Directed by Christophe Honore. 110 minutes.

Starring Isabelle Huppert, Louis Garrel, Emma de Caunes, Joana Preiss and Jean-Baptiste Montagut. Released by TLA Releasing.


Ma Mere is a film about sex and humiliation and it has the emotional maturity of an episode of Jackass. This is a film about idiots, played by smart people. Among the many questions I pondered during this film, one of the recurring ones was how the director, Christophe Honore, convinced an actress as talented and daring as Isabelle Huppert to take part in this rubbish. How did he convince her to involve herself in a film as juvenile and intellectually childish as this one? Also on my long list of questions was whether I left my air conditioner on while attending this movie.


The story, which is a word I am using generously here in order to complete this review, involves a self-proclaimed “bitch” and “slut,” played by Huppert, who inherits her son (played by Louis Garrel, of 2004’s The Dreamers, a movie that dealt with sex a little more honestly), from her husband, from whom she can best be described as “estranged.” Why Garrel moves in with mom is not really explained very well. Nor is the father’s death, which takes place, conveniently, in order to set up the sordid things to come.


Garrel’s character- Pierre-  is, in a word or two, a complete jerk. He walks around naked in front of the house’s two servants, who, by all common sense, should demand raises, and eats junk food incessantly. Pierre also masturbates on his father’s pornography collection, and then urinates on it. I’m sure the filmmakers see the act as symbolic, while the rest of us roll our eyes. For the sake of realism, we are given a close up of Garrel’s penis as he urinates.


Then, for some inexplicable reason, Huppert begins prostituting her son around. At a bar in which a group of rowdy, drunken college age men sing and flash their genitals, Huppert joins in as Pierre broods on the beach. She enlists the help of several of her particularly screwed-up friends to jump in the sack with her son. One inserts her finger into his rectum, sniffs it, passes the finger to Huppert for her to smell and then plops it into Garrel’s mouth.


Then, mom disappears and we are stuck with Pierre, the wretch. He has sex with a number of good-looking women and struts around naked on the beach. He also makes a few passes at Huppert when she arrives out of the blue. Then, he convinces one particularly beautiful girl to tie up her childhood friend, a servant played by Jean-Baptiste Montagut, and beat him with a whip until he lies crying on the floor. Pierre comments that his mother would be proud of all of them.

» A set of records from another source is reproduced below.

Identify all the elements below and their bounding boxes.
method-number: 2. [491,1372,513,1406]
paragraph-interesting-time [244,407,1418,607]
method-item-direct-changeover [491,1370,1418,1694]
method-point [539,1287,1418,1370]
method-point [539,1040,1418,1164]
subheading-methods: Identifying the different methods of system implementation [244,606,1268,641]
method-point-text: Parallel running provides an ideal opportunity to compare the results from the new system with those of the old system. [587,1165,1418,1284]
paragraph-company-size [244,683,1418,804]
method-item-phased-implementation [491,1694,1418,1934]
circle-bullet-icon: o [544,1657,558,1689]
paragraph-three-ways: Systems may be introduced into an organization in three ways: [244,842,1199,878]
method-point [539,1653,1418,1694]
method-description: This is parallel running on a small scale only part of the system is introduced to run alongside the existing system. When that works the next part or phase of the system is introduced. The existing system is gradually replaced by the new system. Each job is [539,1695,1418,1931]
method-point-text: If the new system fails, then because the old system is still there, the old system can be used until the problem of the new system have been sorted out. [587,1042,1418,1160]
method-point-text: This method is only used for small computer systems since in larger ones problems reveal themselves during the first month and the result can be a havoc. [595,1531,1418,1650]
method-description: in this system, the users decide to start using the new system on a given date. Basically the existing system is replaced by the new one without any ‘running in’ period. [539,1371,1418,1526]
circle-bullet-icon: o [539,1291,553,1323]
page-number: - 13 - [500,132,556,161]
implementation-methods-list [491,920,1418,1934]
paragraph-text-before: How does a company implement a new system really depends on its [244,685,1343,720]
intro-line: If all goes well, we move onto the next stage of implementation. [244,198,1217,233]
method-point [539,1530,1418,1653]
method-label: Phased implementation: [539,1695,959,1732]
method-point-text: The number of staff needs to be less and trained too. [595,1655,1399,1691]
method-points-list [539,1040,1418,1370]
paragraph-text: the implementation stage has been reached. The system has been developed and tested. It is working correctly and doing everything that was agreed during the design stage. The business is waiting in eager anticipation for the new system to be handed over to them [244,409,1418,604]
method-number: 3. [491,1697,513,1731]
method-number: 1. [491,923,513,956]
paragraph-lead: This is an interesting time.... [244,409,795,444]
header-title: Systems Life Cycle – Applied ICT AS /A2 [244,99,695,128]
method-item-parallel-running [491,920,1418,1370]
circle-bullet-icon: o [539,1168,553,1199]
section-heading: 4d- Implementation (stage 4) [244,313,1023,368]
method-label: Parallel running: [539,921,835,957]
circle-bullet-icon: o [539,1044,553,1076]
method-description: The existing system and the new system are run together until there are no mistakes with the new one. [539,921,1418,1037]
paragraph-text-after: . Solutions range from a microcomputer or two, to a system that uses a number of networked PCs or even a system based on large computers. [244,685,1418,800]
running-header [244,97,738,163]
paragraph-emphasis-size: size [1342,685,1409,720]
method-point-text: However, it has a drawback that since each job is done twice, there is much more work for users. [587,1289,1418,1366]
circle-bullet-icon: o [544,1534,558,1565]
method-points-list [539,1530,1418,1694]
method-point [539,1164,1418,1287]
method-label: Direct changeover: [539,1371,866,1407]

This all leads up to a final scene in which Huppert returns to sleep with her son, and an unexplainable and remarkably silly death ensues. The sex scene does as well, if you know what I mean. Then, the Turtles’ “Happy Together” clangs onto the soundtrack for either the most ridiculous attempt at irony in film history or a misguided attempt at playing upon the emotions of the audience. Either way, it is a bad, bad choice of music. Then, the film ends with a masturbation sequence. I think this scene should have opened the film. That way, the audience would realize that they are going to sit through two hours of immature directorial masturbation and could, at that moment, decide whether they are up to the task or sneak out to another theater where another film, most likely better than this one, is playing.


That being said, Huppert and Garrel must be commended, for they give decent performances, considering what inane material they have to work with. Director Honore appears to have nothing interesting to say with this film, which is why neither heads nor tails can be made of what he is trying to say. This material has been handled much better before (see Murmur of the Heart for an example). Ma Mere is simply shock value for the sake of shock value. Nothing new or interesting is being said here. For that matter, nothing is being said here. The film should have been called Ma Merde.